The question is: Do Americans really want to live in a world without newspapers?
If you're reading this, chances are good you don't. Yet almost daily we read reports of more buyouts and budget cuts at America's papers owing to fewer readers.
Newsrooms, now cubicled and corporatized, have become the morgues they so closely resemble, filled with ghosts of the departed and those who await the next ax to fall. Who's next? A copy editor here, a columnist there, or - most endangered of all - a cartoonist?
Nearly all corporately owned papers have suffered in recent years as profit margins have dropped along with circulation and advertising. Talk is that Knight Ridder, one of the largest newspaper chains, may be sold in the near future. The Tribune Company, which owns both my home paper, The Orlando Sentinel, and my syndicate, Tribune Media Services, is making tough calls across the board.
The Tribune Company has been hit by both lower-than-usual profits and, most injurious, a circulation scandal that cost the company a bundle. At two of the company's newspapers, Newsday and Hoy, Tribune Co.'s Spanish-language paper, circulation figures upon which advertising rates are primarily based were exaggerated.
Tribune has set aside $90 million to settle with aggrieved advertisers. Combine that kind of wound with consumer trends away from newspapers toward other media and the question of survival becomes urgent.
The solution to stanch bleeding has been predictable and, if you're of a certain business mind, logical. When revenues go down, the calculator crowd reasons, you cut costs.
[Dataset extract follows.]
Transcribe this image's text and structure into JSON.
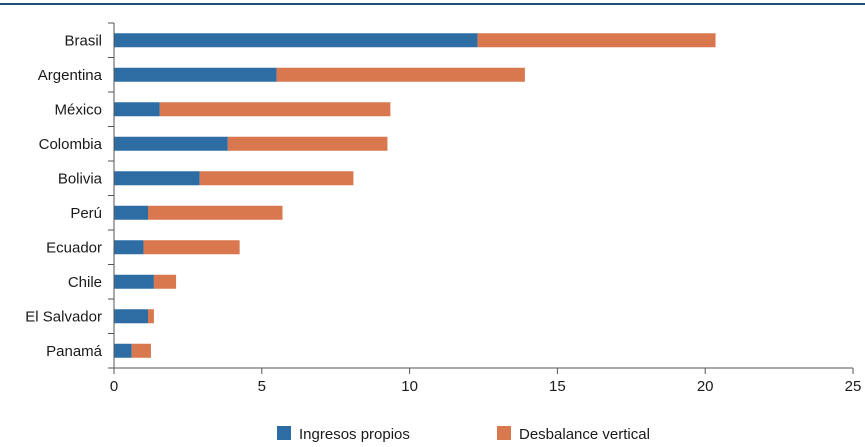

But to those in the trenches, cutting staff is exactly the wrong solution, more like a self-inflicted wound trending toward suicide than a remedy.
By cutting newsroom staffs, the corporate suits are reducing the likelihood that papers can do what makes them necessary. And they are necessary, a point too many seem to be missing.
As much as we've heard about the slow death of newspapers - "mainstream media," as disaffected bloggers like to call us - we've heard little about why this is no cause for celebration. A so-called "victory" for the blogosphere vis-a-vis declining newspaper readership is very much a defeat for the freedoms we take for granted.
Newspapers serve their communities in ways that can't be replicated by bloggers - noble-spirited, smart and entertaining as many often are - or by anyone else. They not only help define a given community, but also serve as both government watchdog and information conduit. They have the resources to investigate, to report, to inform as no other entity can, does or will.
Of course, newspapers also have a duty to be reliable, accurate, interesting and entertaining - no small feat and nearly impossible as resources dwindle. Thus, instead of cutting where it counts to satisfy shareholders, corporate honchos should be infusing newsrooms with more money to hire more staff - especially those who give newspapers their soul, their personality, their "thing."
One of the most controversial cuts in recent weeks was the firing of columnist Robert Scheer and editorial cartoonist Michael Ramirez at the L.A. Times, a Tribune paper. Scheer's departure has been explained as the result of the new editorial page editor's shuffling voices.
But there's no satisfactory explanation for why Ramirez won't be replaced. The decision to eliminate the in-house cartoonist symbolizes a lack of understanding among those who hold the purse strings about what's needed to save newspapers. Cartoon and column space can be filled with syndicated material, but the human quality is diminished when a paper's own in-house voices are lost to the cost-cutting void.
Not long ago, when you said Chicago, you thought "Royko," for example. In the Carolinas as I was coming along, no cartoonist was better known than The Charlotte Observer's Doug Marlette for his skewering of Tammy Faye and Jim Bakker. He won a Pulitzer for his troubles.
What made people like Royko and Marlette distinctive, besides their talent, was that they belonged to their communities, not just their newspapers. They wrote and cartooned about local issues that affected readers' daily lives, not just national topics of general interest. Readers felt connected to them and, therefore, to their newspapers.
They picked up the paper each day just to see what those guys were up to. They might even bump into them at the local pub.
Twenty years ago there were 200 staff political cartoonists compared with fewer than 90 today. As corporate bean counters look for new cuts, they might consider that there's a connection between the hemorrhaging their shareholders feel and the bloodied newsrooms they're leaving behind.